Si leurs comptes au premier trimestre effacent le creux d’activité de la fin de l'année 2010, les relais de croissance manquent

Les provisions et la distribution de crédits ont dominé les commentaires relatifs aux résultats des établissements américains au premier trimestre. Ces sujets ont relégué dans l’ombre les métiers de financement et d’investissement.

Principales sources de revenus et de bénéfices ces dernières années (hormis pendant la crise), les activités de trading et, dans une moindre mesure, l’investissement pour compte propre, ont affiché des performances ambiguës au premier trimestre.

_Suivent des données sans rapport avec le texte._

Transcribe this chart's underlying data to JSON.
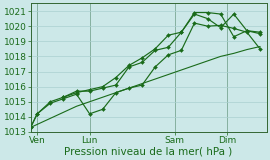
{
  "bg_color": "#cce8e8",
  "grid_color": "#aad0d0",
  "line_color": "#1a6b1a",
  "vline_color": "#336633",
  "spine_color": "#336633",
  "ylim": [
    1013.0,
    1021.5
  ],
  "yticks": [
    1013,
    1014,
    1015,
    1016,
    1017,
    1018,
    1019,
    1020,
    1021
  ],
  "xlabel": "Pression niveau de la mer( hPa )",
  "xlabel_fontsize": 7.5,
  "tick_fontsize": 6.5,
  "xlim": [
    0,
    18
  ],
  "day_labels": [
    "Ven",
    "Lun",
    "Sam",
    "Dim"
  ],
  "day_positions": [
    0.5,
    4.5,
    11.0,
    15.0
  ],
  "vline_positions": [
    0.5,
    4.5,
    11.0,
    15.0
  ],
  "series1_x": [
    0.0,
    0.5,
    1.5,
    2.5,
    3.5,
    4.5,
    5.5,
    6.5,
    7.5,
    8.5,
    9.5,
    10.5,
    11.5,
    12.5,
    13.5,
    14.5,
    15.5,
    16.5,
    17.5
  ],
  "series1_y": [
    1013.3,
    1013.5,
    1013.9,
    1014.3,
    1014.7,
    1015.0,
    1015.3,
    1015.6,
    1015.9,
    1016.2,
    1016.5,
    1016.8,
    1017.1,
    1017.4,
    1017.7,
    1018.0,
    1018.2,
    1018.45,
    1018.65
  ],
  "series2_x": [
    0.0,
    0.5,
    1.5,
    2.5,
    3.5,
    4.5,
    5.5,
    6.5,
    7.5,
    8.5,
    9.5,
    10.5,
    11.5,
    12.5,
    13.5,
    14.5,
    15.5,
    16.5,
    17.5
  ],
  "series2_y": [
    1013.3,
    1014.2,
    1014.9,
    1015.2,
    1015.5,
    1014.2,
    1014.5,
    1015.6,
    1015.9,
    1016.1,
    1017.3,
    1018.1,
    1018.4,
    1020.2,
    1020.0,
    1020.05,
    1019.85,
    1019.6,
    1018.5
  ],
  "series3_x": [
    0.0,
    0.5,
    1.5,
    2.5,
    3.5,
    4.5,
    5.5,
    6.5,
    7.5,
    8.5,
    9.5,
    10.5,
    11.5,
    12.5,
    13.5,
    14.5,
    15.5,
    16.5,
    17.5
  ],
  "series3_y": [
    1013.3,
    1014.2,
    1015.0,
    1015.3,
    1015.7,
    1015.7,
    1015.9,
    1016.1,
    1017.3,
    1017.6,
    1018.4,
    1018.6,
    1019.6,
    1020.8,
    1020.5,
    1019.9,
    1020.8,
    1019.7,
    1019.6
  ],
  "series4_x": [
    2.5,
    3.5,
    4.5,
    5.5,
    6.5,
    7.5,
    8.5,
    9.5,
    10.5,
    11.5,
    12.5,
    13.5,
    14.5,
    15.5,
    16.5,
    17.5
  ],
  "series4_y": [
    1015.3,
    1015.6,
    1015.8,
    1016.0,
    1016.6,
    1017.4,
    1017.9,
    1018.5,
    1019.4,
    1019.6,
    1020.9,
    1020.9,
    1020.8,
    1019.3,
    1019.7,
    1019.5
  ]
}
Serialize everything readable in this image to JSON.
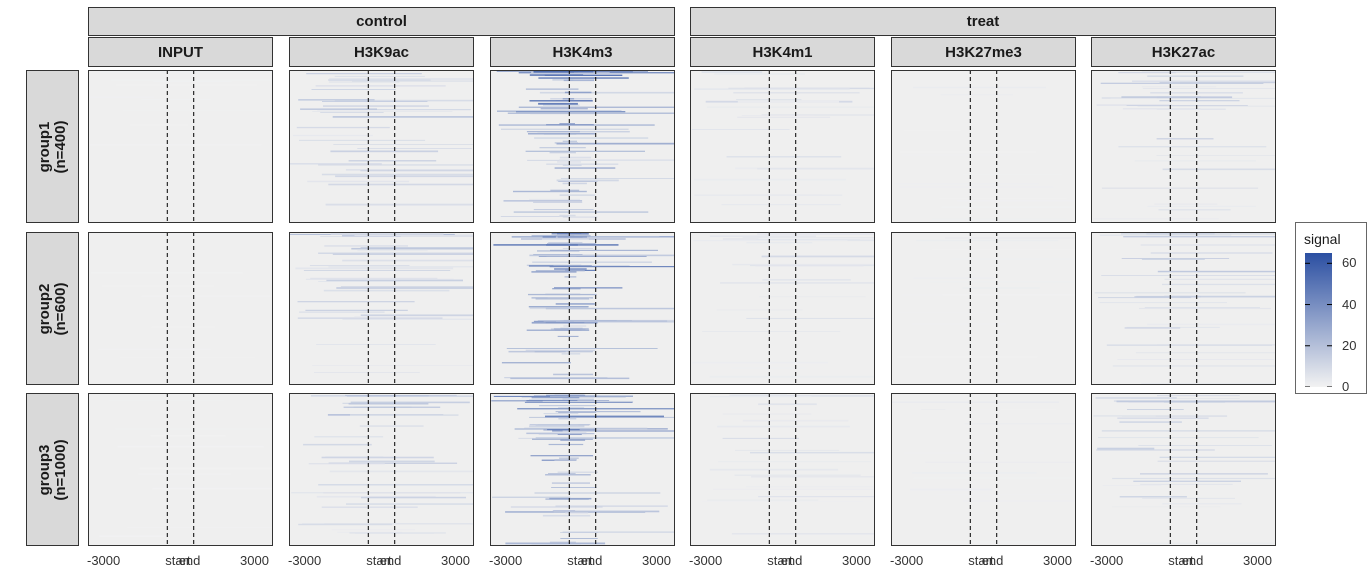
{
  "chart_data": {
    "type": "heatmap",
    "title": "",
    "column_groups": [
      {
        "label": "control",
        "columns": [
          "INPUT",
          "H3K9ac",
          "H3K4m3"
        ]
      },
      {
        "label": "treat",
        "columns": [
          "H3K4m1",
          "H3K27me3",
          "H3K27ac"
        ]
      }
    ],
    "columns": [
      "INPUT",
      "H3K9ac",
      "H3K4m3",
      "H3K4m1",
      "H3K27me3",
      "H3K27ac"
    ],
    "rows": [
      {
        "name": "group1",
        "count_label": "(n=400)",
        "n": 400
      },
      {
        "name": "group2",
        "count_label": "(n=600)",
        "n": 600
      },
      {
        "name": "group3",
        "count_label": "(n=1000)",
        "n": 1000
      }
    ],
    "x_ticks": [
      "-3000",
      "start",
      "end",
      "3000"
    ],
    "x_tick_positions": [
      -3000,
      0,
      1000,
      4000
    ],
    "x_range": [
      -3000,
      4000
    ],
    "marker_lines_at": [
      0,
      1000
    ],
    "legend": {
      "title": "signal",
      "ticks": [
        "0",
        "20",
        "40",
        "60"
      ],
      "range": [
        0,
        65
      ],
      "low_color": "#f2f2f2",
      "high_color": "#2b4fa2",
      "placement": "right"
    },
    "signal_level": {
      "INPUT": 0.02,
      "H3K9ac": 0.35,
      "H3K4m3": 0.85,
      "H3K4m1": 0.18,
      "H3K27me3": 0.05,
      "H3K27ac": 0.3
    },
    "colors": {
      "panel_bg": "#efefef",
      "strip_bg": "#d9d9d9",
      "border": "#333333",
      "marker_line": "#000000"
    }
  }
}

Les dirigeants ont insisté sur leur forte croissance par rapport à une fin d’année 2010 difficile. Ce redressement a permis aux établissements d’afficher des comptes meilleurs que ne l’anticipaient les analystes. Chez Goldman Sachs, les revenus réalisés sur les marchés de taux, changes et matières premières (FICC) ont été ainsi multipliés par 2,6 à plus de 4,3 milliards entre fin 2010 et début 2011. JPMorgan affiche, elle, une croissance de 65% sur le trading actions et FICC (à 6,6 milliards).

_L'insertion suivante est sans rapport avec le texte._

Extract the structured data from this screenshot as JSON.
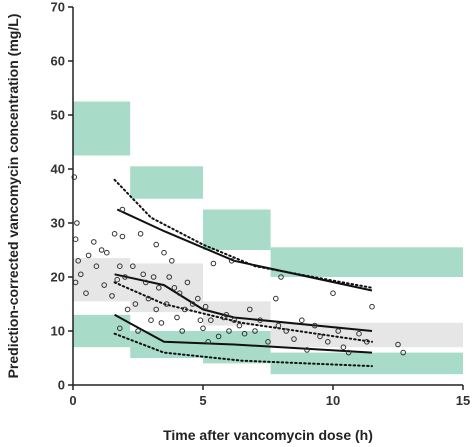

Mais ces progressions masquent des baisses importantes par rapport au premier trimestre 2010 – à leur décharge, d’une teneur parfois exceptionnelle. Les revenus de trading de Goldman Sachs ont ainsi reculé de 22% en un an. Une tendance similaire constatée chez ses rivales (-34% pour Morgan Stanley et Bank of America par exemple). Seule JPMorgan se distingue en n’affichant qu’un recul de 4%.

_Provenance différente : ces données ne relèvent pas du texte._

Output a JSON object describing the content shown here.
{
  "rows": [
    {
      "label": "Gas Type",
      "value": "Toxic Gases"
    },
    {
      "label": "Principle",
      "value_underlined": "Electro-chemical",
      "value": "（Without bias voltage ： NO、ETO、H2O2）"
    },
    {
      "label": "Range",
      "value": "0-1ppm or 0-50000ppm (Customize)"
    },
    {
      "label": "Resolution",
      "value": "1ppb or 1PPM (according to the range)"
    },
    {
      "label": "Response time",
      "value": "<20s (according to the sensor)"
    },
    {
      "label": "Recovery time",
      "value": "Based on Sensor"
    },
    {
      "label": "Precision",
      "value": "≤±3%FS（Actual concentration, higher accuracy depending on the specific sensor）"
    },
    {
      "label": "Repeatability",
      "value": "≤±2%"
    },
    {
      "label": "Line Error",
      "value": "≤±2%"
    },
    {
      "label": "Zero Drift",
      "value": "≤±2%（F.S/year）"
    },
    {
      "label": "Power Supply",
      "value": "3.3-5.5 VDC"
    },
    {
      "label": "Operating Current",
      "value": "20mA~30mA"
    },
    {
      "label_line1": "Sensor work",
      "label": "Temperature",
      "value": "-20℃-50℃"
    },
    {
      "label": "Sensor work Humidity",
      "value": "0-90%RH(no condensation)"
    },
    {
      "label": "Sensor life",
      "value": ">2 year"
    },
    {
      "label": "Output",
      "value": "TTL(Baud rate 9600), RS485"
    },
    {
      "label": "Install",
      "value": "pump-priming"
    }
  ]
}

Mais au-delà des évolutions passées, l’avenir n’apparaît pas reluisant pour les activités d’investissement. Si elles restent un générateur de revenus essentiel pour l’instant, certaines sont dans le collimateur du régulateur américain. L’investissement et le trading pour compte propre est le pôle ayant le plus progressé chez Goldman Sachs (de 36% et 37% respectivement d’un trimestre sur l’autre et sur 12 mois). Or, la règle Volcker, au sein de la future loi Dodd-Frank, prévoit de limiter fortement toute activité pour compte propre. Cette perspective explique par exemple le fait que BoA se soit tout récemment séparé de sa société de gestion de private equity BAML Capital Partners, qui gère 5 milliards de dollars.

Pour l’instant, aucun relais de croissance n’apparaît. Les commissions liées aux activités de conseil ont dans l’ensemble progressé sur un an (+24% pour BoA, +23% pour JPMorgan, +18% pour Morgan Stanley, mais -23% pour Goldman Sachs), mais celles-ci avaient à peine redémarré début 2010. Ces progressions ne sont donc pas significatives.